ABSTRACT

Perhaps cloud putti were meant to be overlooked. Composed of the very clouds that support and surround sacred personages in Italian Renaissance paintings, the cloud putto may serve its purpose best when it goes practically unseen (Figure 12). Compared to its clothed and embodied angelic cousins, the cloud putto is a nascent being, an angel before its assumption of full fleshly form. Invisible to all but attentive viewers, cloud putti are the most elusive figures in the religious images of the time, so much so, that even the word “figure” here may be misleading. Many cloud putti appear in states before the last stages of their reification, as emergent faces, heads, or upper torsos, mere extensions of larger cloud masses that fall well short of the normative bodies discussed in Renaissance theories of history painting. They have also been largely neglected by scholars, for while recent scholarship has explored aspects of the rich conceptual history of spirits assuming aerial bodies, especially as regards the demonic, many aspects of the history and significance of cloud spirits, especially in relation to the tradition of representing angels, remain to be considered. 1 In tracing aspects of the history of the cloud putto, this article seeks to redress this omission.
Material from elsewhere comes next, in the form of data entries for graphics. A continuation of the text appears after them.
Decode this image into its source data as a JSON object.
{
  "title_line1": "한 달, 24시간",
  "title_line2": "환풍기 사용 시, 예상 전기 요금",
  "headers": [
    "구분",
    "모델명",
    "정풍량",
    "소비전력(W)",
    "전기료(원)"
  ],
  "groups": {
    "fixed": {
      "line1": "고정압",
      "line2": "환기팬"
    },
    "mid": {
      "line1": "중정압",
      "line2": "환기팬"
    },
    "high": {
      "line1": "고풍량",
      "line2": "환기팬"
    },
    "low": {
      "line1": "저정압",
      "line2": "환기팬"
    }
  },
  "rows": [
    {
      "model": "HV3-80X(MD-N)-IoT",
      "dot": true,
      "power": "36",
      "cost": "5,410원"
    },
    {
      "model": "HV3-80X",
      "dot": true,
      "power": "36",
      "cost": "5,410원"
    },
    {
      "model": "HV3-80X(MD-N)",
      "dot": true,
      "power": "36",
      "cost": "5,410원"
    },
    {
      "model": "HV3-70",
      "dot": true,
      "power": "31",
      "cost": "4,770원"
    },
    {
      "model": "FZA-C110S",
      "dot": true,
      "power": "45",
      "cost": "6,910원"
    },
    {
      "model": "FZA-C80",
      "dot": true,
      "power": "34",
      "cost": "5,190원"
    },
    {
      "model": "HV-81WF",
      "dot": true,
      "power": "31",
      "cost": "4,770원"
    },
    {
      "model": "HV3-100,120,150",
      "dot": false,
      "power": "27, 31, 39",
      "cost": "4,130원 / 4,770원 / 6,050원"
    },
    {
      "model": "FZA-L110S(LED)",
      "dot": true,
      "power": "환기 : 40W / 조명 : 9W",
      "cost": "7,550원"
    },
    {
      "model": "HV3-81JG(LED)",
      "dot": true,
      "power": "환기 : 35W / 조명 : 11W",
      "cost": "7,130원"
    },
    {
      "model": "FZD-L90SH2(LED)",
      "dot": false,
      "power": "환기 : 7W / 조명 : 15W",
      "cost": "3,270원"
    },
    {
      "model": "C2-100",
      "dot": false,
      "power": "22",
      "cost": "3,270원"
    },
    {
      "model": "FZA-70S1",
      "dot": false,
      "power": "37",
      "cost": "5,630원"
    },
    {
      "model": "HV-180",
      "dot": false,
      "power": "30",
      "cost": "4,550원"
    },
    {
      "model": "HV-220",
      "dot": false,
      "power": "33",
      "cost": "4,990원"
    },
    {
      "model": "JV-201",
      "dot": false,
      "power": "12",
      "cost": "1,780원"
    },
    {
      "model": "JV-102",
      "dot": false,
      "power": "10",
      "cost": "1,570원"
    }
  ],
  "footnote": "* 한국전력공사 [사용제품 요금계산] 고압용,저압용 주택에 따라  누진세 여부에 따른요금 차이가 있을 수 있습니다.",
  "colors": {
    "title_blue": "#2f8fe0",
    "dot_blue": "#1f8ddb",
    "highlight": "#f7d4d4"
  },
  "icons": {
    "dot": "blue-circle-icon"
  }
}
It asks important questions about the cloud putto’s theological meaning, and marks its significance within the context of the period’s artistic practices. In doing so, it shows that cloud putti, far from being supporting characters or unimportant beings, help, as inhabitants of the boundaries of the visible world, to establish the representational status of numerous important images. As we shall see, the cloud putto can tell us much about how the artist might accommodate the supernatural within the norms of naturalistic painting.